Bibb pension debt affects new Macon-Bibb plan choice

Vote needed to decide police, firefighter pension rules

jgaines@macon.comDecember 6, 2013 

The pension system for Macon-Bibb County employees hired after Jan. 1, 2014, will be the same as Bibb County’s current plan.

That’s the word Friday from Ed Koebel from Cavanaugh Macdonald Consulting, who informed most of the newly elected Macon-Bibb commissioners about the plan Friday.

In fact, while existing city plans will be closed for new hires, the merged government’s pension system will be a continuation of the Bibb County plan as revised in 2011, he said.

That’s because the county’s pension fund has unfunded liabilities of nearly $37 million, and the city’s plans are well-funded, Koebel said.

“That debt is still there if you close the plan,” he said. To handle that debt, which means big payments over the first few years of the new government, the county pension system will be kept open to new employees, Koebel said.

Macon-Bibb Mayor-elect Robert Reichert said current county employees and new hires will share the cost of funding that plan, spread over 18 years. Those who are now city employees will see their plans closed to new hires.

That doesn’t mean the city pension plans are ending. Plan members will still be paid their promised benefits, but new employees can’t join, he said.

Koebel said that under the county plan, benefit payouts are capped at half of a worker’s average pay during his or her final three years on the job. Recipients will also get Social Security, he said.
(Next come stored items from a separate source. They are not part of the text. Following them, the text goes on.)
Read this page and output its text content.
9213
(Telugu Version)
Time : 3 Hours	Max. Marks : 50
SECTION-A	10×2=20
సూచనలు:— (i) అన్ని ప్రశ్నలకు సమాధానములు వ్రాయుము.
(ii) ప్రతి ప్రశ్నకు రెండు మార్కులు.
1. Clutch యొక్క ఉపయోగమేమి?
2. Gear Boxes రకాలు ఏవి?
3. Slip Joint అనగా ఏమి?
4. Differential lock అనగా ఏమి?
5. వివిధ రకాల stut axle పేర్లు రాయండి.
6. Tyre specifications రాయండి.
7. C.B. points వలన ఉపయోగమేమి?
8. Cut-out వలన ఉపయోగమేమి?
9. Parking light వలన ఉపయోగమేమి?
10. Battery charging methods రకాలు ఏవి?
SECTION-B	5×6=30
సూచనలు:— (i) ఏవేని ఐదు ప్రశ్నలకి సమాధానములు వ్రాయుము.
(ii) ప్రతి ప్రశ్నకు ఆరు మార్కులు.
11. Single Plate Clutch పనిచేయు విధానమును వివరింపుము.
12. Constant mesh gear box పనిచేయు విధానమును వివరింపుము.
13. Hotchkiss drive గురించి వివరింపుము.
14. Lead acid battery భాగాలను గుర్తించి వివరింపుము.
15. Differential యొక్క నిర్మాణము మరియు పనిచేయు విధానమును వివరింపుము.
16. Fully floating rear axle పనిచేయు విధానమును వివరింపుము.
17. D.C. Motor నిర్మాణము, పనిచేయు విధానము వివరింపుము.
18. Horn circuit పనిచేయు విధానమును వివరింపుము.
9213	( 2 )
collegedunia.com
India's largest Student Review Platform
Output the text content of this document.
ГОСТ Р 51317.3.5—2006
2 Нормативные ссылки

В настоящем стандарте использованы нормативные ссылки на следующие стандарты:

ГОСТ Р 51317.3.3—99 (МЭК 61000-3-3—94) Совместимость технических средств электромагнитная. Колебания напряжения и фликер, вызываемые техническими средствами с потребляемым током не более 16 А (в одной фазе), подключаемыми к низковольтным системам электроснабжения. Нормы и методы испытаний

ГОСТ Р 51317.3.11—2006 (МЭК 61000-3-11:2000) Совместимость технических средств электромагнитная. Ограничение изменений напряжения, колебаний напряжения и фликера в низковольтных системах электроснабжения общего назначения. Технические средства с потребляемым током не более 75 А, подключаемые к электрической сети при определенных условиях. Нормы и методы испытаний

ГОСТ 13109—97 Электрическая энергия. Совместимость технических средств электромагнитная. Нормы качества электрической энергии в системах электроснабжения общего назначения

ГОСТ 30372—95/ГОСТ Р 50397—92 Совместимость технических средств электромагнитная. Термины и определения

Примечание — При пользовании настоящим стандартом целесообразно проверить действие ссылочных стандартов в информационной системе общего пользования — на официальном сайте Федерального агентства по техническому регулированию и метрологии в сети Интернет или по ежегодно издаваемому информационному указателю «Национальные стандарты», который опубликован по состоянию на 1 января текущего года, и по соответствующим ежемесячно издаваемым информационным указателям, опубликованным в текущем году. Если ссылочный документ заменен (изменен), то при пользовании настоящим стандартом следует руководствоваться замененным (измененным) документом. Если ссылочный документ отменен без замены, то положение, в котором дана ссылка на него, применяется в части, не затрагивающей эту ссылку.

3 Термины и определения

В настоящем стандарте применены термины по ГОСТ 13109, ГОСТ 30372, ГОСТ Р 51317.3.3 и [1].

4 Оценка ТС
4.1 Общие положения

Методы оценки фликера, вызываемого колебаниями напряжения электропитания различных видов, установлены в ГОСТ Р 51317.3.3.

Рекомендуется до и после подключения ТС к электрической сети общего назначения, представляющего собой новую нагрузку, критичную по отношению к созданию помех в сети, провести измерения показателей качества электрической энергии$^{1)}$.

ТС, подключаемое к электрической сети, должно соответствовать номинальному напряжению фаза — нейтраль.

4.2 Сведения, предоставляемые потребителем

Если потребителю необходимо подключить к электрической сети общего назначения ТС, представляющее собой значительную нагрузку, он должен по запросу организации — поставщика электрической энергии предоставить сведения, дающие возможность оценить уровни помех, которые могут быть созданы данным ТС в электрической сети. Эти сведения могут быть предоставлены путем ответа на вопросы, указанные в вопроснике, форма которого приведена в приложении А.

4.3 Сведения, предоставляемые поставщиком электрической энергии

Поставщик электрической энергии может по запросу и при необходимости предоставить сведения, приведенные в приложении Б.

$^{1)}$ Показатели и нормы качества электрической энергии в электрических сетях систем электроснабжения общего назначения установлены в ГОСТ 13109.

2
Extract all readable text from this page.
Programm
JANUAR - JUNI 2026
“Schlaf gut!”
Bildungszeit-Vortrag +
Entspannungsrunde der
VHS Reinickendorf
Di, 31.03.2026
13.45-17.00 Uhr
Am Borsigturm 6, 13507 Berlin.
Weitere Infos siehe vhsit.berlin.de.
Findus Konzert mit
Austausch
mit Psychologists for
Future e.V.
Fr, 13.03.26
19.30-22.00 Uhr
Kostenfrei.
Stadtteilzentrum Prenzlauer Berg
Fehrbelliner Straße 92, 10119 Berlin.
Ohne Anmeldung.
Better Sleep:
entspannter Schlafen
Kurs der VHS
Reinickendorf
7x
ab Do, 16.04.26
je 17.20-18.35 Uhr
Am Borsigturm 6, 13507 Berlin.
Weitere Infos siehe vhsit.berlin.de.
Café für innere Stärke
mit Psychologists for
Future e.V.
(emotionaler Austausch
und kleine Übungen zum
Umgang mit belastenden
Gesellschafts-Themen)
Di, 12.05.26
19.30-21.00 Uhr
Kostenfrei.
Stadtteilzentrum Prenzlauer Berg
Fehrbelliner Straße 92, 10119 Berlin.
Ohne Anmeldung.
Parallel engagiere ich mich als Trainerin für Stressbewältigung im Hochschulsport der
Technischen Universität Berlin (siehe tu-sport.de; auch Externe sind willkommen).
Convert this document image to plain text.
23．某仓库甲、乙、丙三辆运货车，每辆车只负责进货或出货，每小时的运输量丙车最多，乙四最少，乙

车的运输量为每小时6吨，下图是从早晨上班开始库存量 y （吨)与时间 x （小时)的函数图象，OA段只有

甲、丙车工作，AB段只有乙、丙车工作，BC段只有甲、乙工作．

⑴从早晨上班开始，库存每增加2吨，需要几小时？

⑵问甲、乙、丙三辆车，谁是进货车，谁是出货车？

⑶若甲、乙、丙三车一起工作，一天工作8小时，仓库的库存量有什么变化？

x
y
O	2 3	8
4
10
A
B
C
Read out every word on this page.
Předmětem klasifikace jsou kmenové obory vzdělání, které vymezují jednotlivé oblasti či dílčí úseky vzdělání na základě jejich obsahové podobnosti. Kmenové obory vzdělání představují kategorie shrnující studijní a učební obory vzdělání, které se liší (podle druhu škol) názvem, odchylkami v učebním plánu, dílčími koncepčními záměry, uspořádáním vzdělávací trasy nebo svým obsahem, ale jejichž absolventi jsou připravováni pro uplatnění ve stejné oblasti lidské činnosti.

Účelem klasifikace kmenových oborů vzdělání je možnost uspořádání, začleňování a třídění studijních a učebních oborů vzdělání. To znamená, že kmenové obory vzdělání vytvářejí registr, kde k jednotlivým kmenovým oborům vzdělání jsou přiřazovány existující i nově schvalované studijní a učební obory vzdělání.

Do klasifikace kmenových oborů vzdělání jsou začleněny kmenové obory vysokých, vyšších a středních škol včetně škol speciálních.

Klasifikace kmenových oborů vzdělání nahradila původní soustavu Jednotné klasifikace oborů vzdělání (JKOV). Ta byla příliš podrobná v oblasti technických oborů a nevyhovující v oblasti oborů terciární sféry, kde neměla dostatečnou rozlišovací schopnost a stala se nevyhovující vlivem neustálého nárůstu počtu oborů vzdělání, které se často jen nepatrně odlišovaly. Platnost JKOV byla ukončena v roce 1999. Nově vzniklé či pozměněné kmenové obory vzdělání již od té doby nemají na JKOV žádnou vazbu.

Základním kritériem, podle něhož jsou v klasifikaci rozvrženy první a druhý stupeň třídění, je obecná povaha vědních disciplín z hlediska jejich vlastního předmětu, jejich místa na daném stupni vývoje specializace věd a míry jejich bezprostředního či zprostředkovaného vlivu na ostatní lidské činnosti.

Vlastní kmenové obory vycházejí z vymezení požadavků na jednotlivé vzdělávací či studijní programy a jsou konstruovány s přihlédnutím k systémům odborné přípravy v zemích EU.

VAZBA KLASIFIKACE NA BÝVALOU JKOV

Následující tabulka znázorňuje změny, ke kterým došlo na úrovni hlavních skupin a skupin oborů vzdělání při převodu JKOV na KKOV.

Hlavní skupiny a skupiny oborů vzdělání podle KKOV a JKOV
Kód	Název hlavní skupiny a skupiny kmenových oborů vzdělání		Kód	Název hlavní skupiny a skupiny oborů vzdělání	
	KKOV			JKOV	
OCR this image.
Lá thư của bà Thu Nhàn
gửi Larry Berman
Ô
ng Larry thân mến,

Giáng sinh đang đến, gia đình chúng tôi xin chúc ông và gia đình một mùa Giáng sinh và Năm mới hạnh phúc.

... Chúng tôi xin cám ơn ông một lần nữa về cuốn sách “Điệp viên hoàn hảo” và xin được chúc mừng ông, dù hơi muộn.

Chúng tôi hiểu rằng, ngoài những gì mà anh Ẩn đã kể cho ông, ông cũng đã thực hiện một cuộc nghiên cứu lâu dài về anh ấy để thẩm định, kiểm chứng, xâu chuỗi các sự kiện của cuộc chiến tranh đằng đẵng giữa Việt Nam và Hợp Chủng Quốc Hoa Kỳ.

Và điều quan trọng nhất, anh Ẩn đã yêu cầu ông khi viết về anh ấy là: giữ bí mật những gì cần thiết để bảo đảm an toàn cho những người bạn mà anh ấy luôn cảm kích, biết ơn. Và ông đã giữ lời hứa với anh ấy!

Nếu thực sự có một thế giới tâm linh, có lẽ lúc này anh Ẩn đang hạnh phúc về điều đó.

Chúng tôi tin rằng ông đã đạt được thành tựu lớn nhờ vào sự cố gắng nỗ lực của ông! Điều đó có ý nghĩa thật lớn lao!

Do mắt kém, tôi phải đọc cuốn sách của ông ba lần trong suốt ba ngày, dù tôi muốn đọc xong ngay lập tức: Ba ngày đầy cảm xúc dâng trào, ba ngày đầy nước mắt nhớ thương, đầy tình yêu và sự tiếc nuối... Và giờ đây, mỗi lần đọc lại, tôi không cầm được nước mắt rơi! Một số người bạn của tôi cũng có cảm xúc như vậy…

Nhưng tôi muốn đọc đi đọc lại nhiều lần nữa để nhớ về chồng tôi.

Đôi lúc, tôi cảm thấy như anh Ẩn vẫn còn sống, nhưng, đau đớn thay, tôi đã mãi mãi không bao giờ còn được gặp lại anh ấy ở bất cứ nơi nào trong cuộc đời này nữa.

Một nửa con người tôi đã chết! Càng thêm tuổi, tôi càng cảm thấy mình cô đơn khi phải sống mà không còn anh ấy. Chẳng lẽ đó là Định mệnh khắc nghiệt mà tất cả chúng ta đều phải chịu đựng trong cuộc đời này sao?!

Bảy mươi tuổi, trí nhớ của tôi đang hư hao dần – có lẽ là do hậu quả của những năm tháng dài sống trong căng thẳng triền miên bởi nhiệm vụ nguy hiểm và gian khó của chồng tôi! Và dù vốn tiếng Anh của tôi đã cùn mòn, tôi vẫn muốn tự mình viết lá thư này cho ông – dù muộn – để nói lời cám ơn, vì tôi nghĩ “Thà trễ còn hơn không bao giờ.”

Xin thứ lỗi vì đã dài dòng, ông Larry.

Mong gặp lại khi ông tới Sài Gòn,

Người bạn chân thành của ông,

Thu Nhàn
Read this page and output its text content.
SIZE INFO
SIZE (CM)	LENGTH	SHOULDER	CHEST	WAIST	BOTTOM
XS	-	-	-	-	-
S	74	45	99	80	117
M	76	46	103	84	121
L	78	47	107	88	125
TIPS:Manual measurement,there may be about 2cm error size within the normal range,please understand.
There’s no annual cost-of-living adjustment built into the county’s pension plan, but that doesn’t prevent commissioners from later approving one, Koebel said.

Macon now has two pension plans: one for general employees which is a supplement to Social Security, and one for police and firefighters that is a substitute for Social Security. Within two years of the new government’s beginning, pension attorney Patti Keesler told the group, there will have to be a referendum of police and firefighters on whether they want to join Social Security or remain in a Social Security replacement pension system. That’s required because the current Social Security replacement agreements with the Internal Revenue Service expire with the formation of the new government, she said.

“We were certainly hoping this would not be the answer, but this was the one we got after months of asking,” Keesler said.

The decision for all involved will be made by majority vote, and the result will be made retroactive to Jan. 1, 2014, she said.